Danny Glover, this year’s guest of honour, described by the festival director as a ‘freedom fighter’ (and not ‘The Lethal Weapon of African Cinema’), said he felt honoured to be present and to witness the empowerment that the festival gave to the local youth. Gospel Hill, in which Glover plays the apathetic son of a civil rights activist, was screened in attendance of its director, Giancarlo Esposito.
If the festival is to survive and progress, and not be overshadowed by its musical equivalent Sauti Za Busara (each year in February at the same venue), it faces several challenges. A citizen’s entry-fee is $2 per night and many local citizens simply cannot afford this. ZIFF’s challenge will be to deliver the kind of content that will entice more people to pay the fee or find alternative means of funding.
Continuity will be crucial in the coming months too, especially with the Cinétoile project.

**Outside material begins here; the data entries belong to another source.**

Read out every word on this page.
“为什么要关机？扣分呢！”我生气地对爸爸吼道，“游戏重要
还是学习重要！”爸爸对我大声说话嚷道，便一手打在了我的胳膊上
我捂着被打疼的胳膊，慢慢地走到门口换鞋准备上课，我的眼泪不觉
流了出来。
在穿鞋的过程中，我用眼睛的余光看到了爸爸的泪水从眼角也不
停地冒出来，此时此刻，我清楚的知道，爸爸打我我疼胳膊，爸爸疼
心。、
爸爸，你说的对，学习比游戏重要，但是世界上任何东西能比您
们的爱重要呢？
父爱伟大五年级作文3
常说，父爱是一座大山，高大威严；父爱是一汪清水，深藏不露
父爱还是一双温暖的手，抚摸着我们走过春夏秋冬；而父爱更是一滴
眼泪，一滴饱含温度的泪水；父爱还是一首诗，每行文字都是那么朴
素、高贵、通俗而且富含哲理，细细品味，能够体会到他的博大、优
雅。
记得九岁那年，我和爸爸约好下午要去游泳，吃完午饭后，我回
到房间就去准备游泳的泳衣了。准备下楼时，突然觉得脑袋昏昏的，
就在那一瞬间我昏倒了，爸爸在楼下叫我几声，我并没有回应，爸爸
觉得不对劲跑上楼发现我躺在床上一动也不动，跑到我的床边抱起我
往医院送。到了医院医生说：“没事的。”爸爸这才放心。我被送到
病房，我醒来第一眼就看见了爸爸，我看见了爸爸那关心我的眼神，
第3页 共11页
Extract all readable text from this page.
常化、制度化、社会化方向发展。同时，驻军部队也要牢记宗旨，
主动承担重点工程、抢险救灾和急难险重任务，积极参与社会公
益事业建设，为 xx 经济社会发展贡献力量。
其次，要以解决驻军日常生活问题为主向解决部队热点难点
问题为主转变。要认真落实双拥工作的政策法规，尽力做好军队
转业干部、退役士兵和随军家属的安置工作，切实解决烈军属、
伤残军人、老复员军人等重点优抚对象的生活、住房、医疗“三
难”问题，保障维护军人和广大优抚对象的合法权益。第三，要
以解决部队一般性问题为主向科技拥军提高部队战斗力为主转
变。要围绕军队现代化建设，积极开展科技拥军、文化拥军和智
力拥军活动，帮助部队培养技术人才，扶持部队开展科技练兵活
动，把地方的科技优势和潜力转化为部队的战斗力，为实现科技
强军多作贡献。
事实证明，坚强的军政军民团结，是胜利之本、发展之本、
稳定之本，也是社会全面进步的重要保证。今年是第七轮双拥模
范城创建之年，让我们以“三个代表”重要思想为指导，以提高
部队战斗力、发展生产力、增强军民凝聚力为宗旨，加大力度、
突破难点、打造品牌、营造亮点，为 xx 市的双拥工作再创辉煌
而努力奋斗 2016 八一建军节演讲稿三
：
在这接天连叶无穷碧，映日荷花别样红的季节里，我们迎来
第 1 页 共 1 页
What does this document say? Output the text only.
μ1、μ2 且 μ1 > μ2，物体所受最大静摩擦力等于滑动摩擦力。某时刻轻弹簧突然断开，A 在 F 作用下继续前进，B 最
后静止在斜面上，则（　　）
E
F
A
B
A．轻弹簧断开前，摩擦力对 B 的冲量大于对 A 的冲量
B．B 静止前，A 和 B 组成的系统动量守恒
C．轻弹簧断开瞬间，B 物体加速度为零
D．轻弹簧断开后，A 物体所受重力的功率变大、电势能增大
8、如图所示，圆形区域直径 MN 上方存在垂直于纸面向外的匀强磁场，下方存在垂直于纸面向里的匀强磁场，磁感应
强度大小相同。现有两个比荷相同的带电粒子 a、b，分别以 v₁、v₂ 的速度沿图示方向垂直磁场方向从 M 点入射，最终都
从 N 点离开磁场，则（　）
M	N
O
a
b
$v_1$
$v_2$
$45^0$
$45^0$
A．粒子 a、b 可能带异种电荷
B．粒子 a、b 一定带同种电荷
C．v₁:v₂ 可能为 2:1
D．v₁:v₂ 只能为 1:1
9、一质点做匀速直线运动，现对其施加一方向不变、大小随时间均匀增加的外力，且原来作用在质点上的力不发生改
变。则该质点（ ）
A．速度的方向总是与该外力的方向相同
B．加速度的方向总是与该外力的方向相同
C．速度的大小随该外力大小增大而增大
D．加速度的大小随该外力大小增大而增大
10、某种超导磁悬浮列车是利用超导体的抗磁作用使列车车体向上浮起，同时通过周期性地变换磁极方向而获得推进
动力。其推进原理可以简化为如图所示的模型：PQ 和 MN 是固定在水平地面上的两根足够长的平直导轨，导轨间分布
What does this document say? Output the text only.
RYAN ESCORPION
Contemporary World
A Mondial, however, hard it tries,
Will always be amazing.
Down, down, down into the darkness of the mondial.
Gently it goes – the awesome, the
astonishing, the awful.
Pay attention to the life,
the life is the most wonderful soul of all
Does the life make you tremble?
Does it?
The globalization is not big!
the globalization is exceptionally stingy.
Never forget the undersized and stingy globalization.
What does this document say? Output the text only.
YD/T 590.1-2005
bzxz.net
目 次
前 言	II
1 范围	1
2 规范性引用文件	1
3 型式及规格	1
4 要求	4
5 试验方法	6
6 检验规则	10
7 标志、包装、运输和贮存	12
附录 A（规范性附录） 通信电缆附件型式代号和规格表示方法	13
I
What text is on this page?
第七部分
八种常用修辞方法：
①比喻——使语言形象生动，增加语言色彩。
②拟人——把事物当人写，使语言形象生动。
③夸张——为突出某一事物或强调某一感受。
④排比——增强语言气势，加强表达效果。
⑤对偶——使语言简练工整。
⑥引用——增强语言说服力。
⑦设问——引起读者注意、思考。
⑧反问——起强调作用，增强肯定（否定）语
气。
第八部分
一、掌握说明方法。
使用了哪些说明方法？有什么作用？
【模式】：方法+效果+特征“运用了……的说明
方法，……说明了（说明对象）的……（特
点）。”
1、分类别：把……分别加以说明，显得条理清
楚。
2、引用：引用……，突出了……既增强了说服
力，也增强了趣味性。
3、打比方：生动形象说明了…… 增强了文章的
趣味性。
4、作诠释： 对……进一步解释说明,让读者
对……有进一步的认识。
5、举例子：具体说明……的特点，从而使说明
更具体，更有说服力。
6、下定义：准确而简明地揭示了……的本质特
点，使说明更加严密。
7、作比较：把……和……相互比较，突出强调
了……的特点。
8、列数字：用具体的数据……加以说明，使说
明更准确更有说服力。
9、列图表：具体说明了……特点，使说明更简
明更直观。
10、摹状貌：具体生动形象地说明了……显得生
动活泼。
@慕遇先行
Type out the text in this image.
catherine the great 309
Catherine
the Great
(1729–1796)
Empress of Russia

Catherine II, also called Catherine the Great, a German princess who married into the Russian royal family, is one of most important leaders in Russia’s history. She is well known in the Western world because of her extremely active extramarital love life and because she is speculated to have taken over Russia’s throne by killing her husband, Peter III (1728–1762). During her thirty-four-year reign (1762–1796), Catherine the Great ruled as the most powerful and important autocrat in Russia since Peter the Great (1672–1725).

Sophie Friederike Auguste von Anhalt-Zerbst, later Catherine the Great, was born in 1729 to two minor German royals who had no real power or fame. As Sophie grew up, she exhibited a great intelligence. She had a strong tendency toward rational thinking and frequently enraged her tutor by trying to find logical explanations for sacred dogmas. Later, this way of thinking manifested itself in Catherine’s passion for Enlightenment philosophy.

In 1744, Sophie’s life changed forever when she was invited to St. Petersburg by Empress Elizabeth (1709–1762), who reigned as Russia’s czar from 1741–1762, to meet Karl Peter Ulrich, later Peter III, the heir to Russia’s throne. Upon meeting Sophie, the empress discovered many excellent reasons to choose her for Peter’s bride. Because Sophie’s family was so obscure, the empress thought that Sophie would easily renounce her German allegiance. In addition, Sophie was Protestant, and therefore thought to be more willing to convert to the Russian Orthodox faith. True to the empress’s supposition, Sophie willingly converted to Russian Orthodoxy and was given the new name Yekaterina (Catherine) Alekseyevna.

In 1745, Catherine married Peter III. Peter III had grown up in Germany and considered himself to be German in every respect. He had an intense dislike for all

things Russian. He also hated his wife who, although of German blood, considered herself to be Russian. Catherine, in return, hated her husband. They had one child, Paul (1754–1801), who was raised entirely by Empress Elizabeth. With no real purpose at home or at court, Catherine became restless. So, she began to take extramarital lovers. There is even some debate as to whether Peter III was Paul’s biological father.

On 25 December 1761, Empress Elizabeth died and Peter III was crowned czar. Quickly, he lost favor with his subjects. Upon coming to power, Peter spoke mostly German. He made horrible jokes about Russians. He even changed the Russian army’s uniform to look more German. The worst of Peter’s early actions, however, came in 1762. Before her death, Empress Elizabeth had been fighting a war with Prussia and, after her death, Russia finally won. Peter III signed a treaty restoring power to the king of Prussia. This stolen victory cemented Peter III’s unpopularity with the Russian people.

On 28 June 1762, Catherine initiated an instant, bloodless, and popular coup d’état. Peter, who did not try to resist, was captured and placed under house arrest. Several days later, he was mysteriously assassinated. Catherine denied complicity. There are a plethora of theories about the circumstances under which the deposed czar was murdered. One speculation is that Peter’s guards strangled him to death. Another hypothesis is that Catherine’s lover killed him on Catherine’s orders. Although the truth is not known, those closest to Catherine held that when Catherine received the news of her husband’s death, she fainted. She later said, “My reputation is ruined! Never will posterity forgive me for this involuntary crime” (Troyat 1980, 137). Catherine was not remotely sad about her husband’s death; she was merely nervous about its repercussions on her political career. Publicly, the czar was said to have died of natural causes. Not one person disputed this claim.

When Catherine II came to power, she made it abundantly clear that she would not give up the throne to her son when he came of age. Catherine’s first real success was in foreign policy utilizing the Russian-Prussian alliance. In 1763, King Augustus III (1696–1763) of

ZIFF will have a chance to review this year’s festival and look to improve on the technical side for next year. While the dubbing of Kirikou and The Sorceress may have started a revolution in East African cinema, the fruits of its inception will be left to dry out unless greater investment and continuity of projects is co-ordinated through some central body.
ZIFF must also look to play a greater role in Swahili production by establishing networks on the mainland. Samson Komeka and the voices that will follow him will need a business in which to thrive and grow. Cinétoile, ZIFF, Tanzanian Television and the growing network of independent production companies in East Africa can surely make this happen. The social language maps of East Africa have been continuously redrawn over the last century. A thriving Swahili film industry may yet give the Swahili language that extra edge over English in the 21st.